The resulting curves have seasonal variations but rarely extend past $60/MWh before hitting the MRR.
The Monitor revised its adder proposal from a “compromise” of $3.80/MWh — which it now finds “unjustified” — to $0/MWh and recommended that penalties should extend back to the last reserve event when the resource performed to its full obligation but no longer than 12 months.
The Monitor also added a new option to the matrix that would include the changes to the synchronized reserve market but reserve the discussion on the ORDC to the second stage of EPFSTF, including discussion of the relationship between the day-ahead reserve products and real-time reserve products.

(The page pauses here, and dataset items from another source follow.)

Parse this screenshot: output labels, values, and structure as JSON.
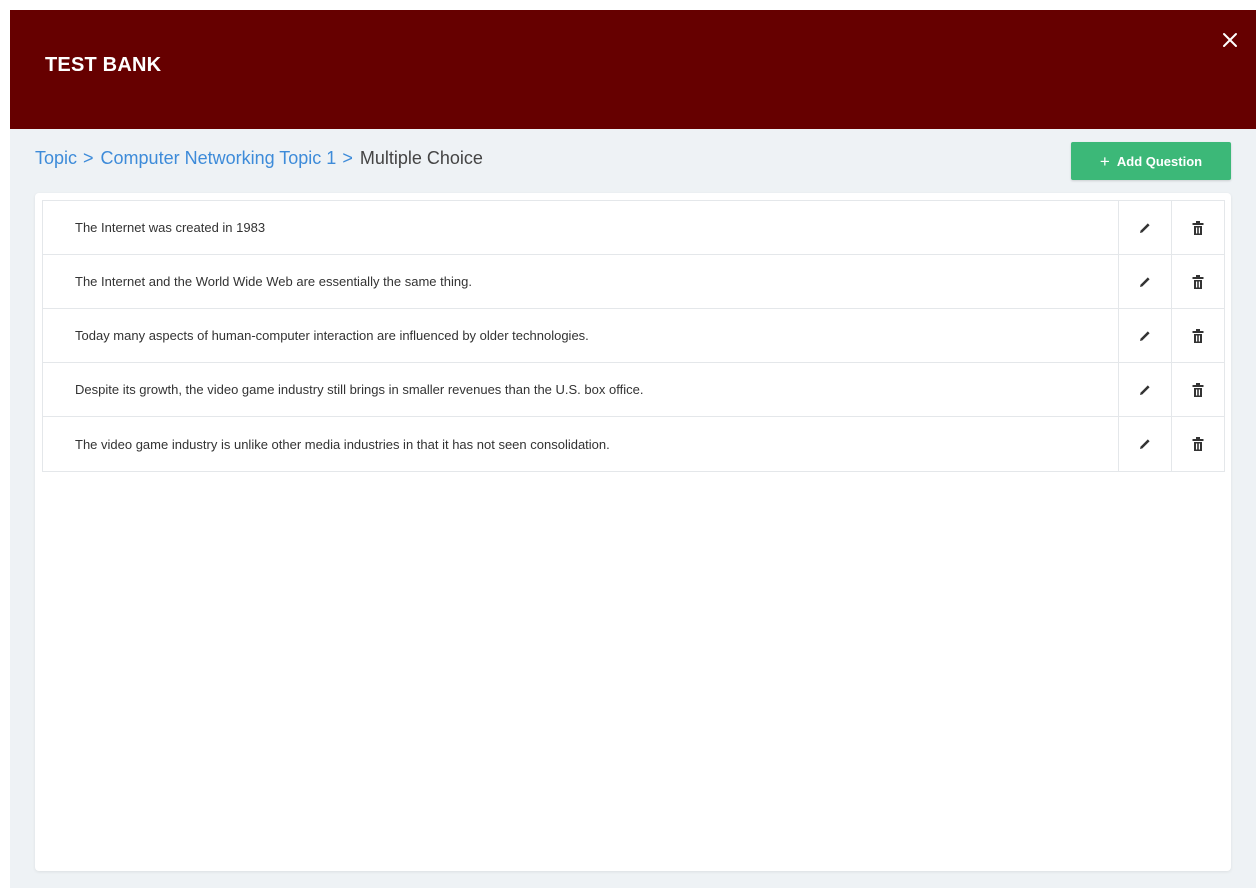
{
  "modal": {
    "title": "TEST BANK"
  },
  "breadcrumb": {
    "items": [
      "Topic",
      "Computer Networking Topic 1"
    ],
    "separator": ">",
    "current": "Multiple Choice"
  },
  "add_button": {
    "icon": "+",
    "label": "Add Question"
  },
  "questions": [
    {
      "text": "The Internet was created in 1983"
    },
    {
      "text": "The Internet and the World Wide Web are essentially the same thing."
    },
    {
      "text": "Today many aspects of human-computer interaction are influenced by older technologies."
    },
    {
      "text": "Despite its growth, the video game industry still brings in smaller revenues than the U.S. box office."
    },
    {
      "text": "The video game industry is unlike other media industries in that it has not seen consolidation."
    }
  ],
  "icons": {
    "close": "close-icon",
    "edit": "pencil-icon",
    "delete": "trash-icon"
  },
  "colors": {
    "header": "#660000",
    "accent_button": "#3cb878",
    "link": "#3d8bd9",
    "background": "#eef2f5"
  }
}
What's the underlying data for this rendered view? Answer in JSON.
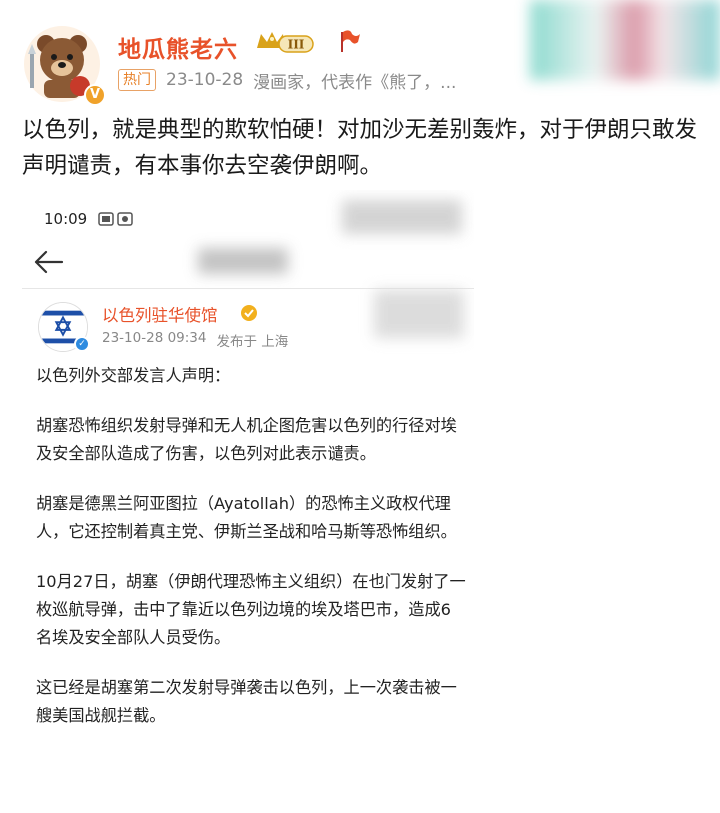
{
  "post": {
    "user_name": "地瓜熊老六",
    "level_badge": "III",
    "hot_tag": "热门",
    "date": "23-10-28",
    "bio": "漫画家，代表作《熊了，...",
    "verified_mark": "V",
    "text": "以色列，就是典型的欺软怕硬！对加沙无差别轰炸，对于伊朗只敢发声明谴责，有本事你去空袭伊朗啊。"
  },
  "screenshot": {
    "time": "10:09",
    "account_name": "以色列驻华使馆",
    "date_time": "23-10-28 09:34",
    "location": "发布于 上海",
    "paragraphs": [
      "以色列外交部发言人声明：",
      "胡塞恐怖组织发射导弹和无人机企图危害以色列的行径对埃及安全部队造成了伤害，以色列对此表示谴责。",
      "胡塞是德黑兰阿亚图拉（Ayatollah）的恐怖主义政权代理人，它还控制着真主党、伊斯兰圣战和哈马斯等恐怖组织。",
      "10月27日，胡塞（伊朗代理恐怖主义组织）在也门发射了一枚巡航导弹，击中了靠近以色列边境的埃及塔巴市，造成6名埃及安全部队人员受伤。",
      "这已经是胡塞第二次发射导弹袭击以色列，上一次袭击被一艘美国战舰拦截。"
    ]
  },
  "colors": {
    "username": "#e8522a",
    "meta_gray": "#8a8a8a",
    "hot_tag": "#e8822a"
  },
  "icons": [
    "bear-avatar-icon",
    "crown-level-icon",
    "flag-icon",
    "back-arrow-icon",
    "israel-flag-avatar-icon",
    "verified-icon"
  ]
}
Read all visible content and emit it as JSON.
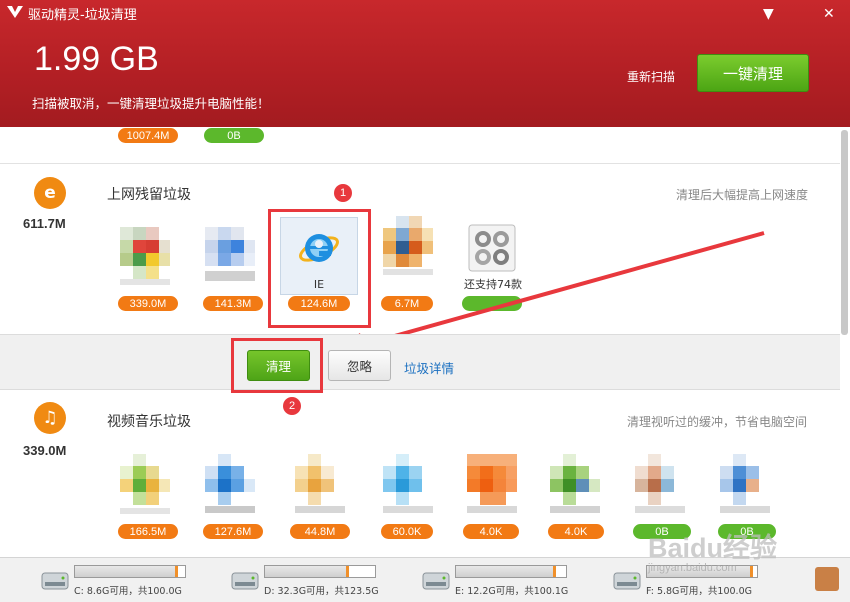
{
  "window": {
    "title": "驱动精灵-垃圾清理",
    "minimize_glyph": "▼",
    "close_glyph": "✕"
  },
  "header": {
    "total_size": "1.99 GB",
    "hint": "扫描被取消，一键清理垃圾提升电脑性能！",
    "rescan_label": "重新扫描",
    "clean_all_label": "一键清理"
  },
  "top_row": {
    "pills": [
      "1007.4M",
      "0B"
    ]
  },
  "web_section": {
    "icon": "ie-e-icon",
    "icon_glyph": "e",
    "size": "611.7M",
    "title": "上网残留垃圾",
    "tip": "清理后大幅提高上网速度",
    "items": [
      {
        "label": "",
        "size": "339.0M",
        "pill": "orange"
      },
      {
        "label": "",
        "size": "141.3M",
        "pill": "orange"
      },
      {
        "label": "IE",
        "size": "124.6M",
        "pill": "orange"
      },
      {
        "label": "",
        "size": "6.7M",
        "pill": "orange"
      },
      {
        "label": "还支持74款",
        "size": "",
        "pill": "green"
      }
    ],
    "clean_label": "清理",
    "ignore_label": "忽略",
    "detail_label": "垃圾详情"
  },
  "media_section": {
    "icon": "music-note-icon",
    "icon_glyph": "♫",
    "size": "339.0M",
    "title": "视频音乐垃圾",
    "tip": "清理视听过的缓冲，节省电脑空间",
    "items": [
      {
        "size": "166.5M",
        "pill": "orange"
      },
      {
        "size": "127.6M",
        "pill": "orange"
      },
      {
        "size": "44.8M",
        "pill": "orange"
      },
      {
        "size": "60.0K",
        "pill": "orange"
      },
      {
        "size": "4.0K",
        "pill": "orange"
      },
      {
        "size": "4.0K",
        "pill": "orange"
      },
      {
        "size": "0B",
        "pill": "green"
      },
      {
        "size": "0B",
        "pill": "green"
      }
    ]
  },
  "annotations": {
    "marker_1": "1",
    "marker_2": "2",
    "color": "#e8383d"
  },
  "disks": [
    {
      "label": "C: 8.6G可用，共100.0G",
      "used_fraction": 0.91
    },
    {
      "label": "D: 32.3G可用，共123.5G",
      "used_fraction": 0.74
    },
    {
      "label": "E: 12.2G可用，共100.1G",
      "used_fraction": 0.88
    },
    {
      "label": "F: 5.8G可用，共100.0G",
      "used_fraction": 0.94
    }
  ],
  "watermark": {
    "text": "Baidu经验",
    "url": "jingyan.baidu.com"
  },
  "colors": {
    "header_red": "#b21f24",
    "accent_green": "#4ca514",
    "pill_orange": "#f27a14",
    "pill_green": "#5cb82c",
    "link_blue": "#1a6fc0"
  }
}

Stakeholders appeared unconvinced by either proposal. Carl Johnson, representing the PJM Public Power Coalition, said the measuring stick for whether the RTO’s proposal is successful should be its impact on uplift payments.
“If uplift doesn’t go away, we’ve got a problem,” he said.
PJM’s Adam Keech agreed, saying, “I think zero uplift is a good target.”
The Monitor disagreed, however. Monitor Joe Bowring noted several market mechanisms that create uplift that aren’t addressed in the proposal.
“We think some uplift is necessary,” Monitor staffer Catherine Tyler said.
PJM and the Monitor also disagreed with some stakeholders over what the overall goal of the changes should be.
“The goal isn’t to have the lowest prices possible,” Keech said. “The goal is to reflect what the system operators are doing. We’re trying to drive to prices that reflect the system operators’ needs.”
Bowring said the “objective of markets is to have the lowest prices possible for the defined product, but no lower.”
Stakeholders and PJM staff questioned whether the Monitor’s ORDC proposal was more about addressing scheduling issues than generation scarcity.
“This is compensating to some extent for the lack of scheduling tools,” Tyler acknowledged. “However, what we do see in the market now is an operator looking ahead and seeing a need for reserves in the future, and we don’t have a market tool to address that.”
PJM’s Dave Anders, who is facilitating the task force, summed up the day by quashing any question about whether stakeholders may be ready to decide.
“It’s been a fluid situation with respect to proposals. I don’t know that we’re ready to vote,” he said, noting that PJM staff will update the board at its meeting this week.
Bowring pointed out that if the initial vote had happened when PJM had initially requested the vote, its proposed demand curve would have been substantially higher than with its revised ORDC presented for the first time at this meeting.
While no one questioned the decision, stakeholders differed on whether a vote should come sooner or later. Some expressed concern that further delay risks the board deciding to approve revisions without waiting for stakeholders’ advice.
Stakeholders have already missed the board’s request to receive stakeholder endorsement for some changes by the third quarter, which could have already allowed for FERC approval and implementation for this winter. (See PJM Board Seeks Reserve Pricing Changes for Winter.)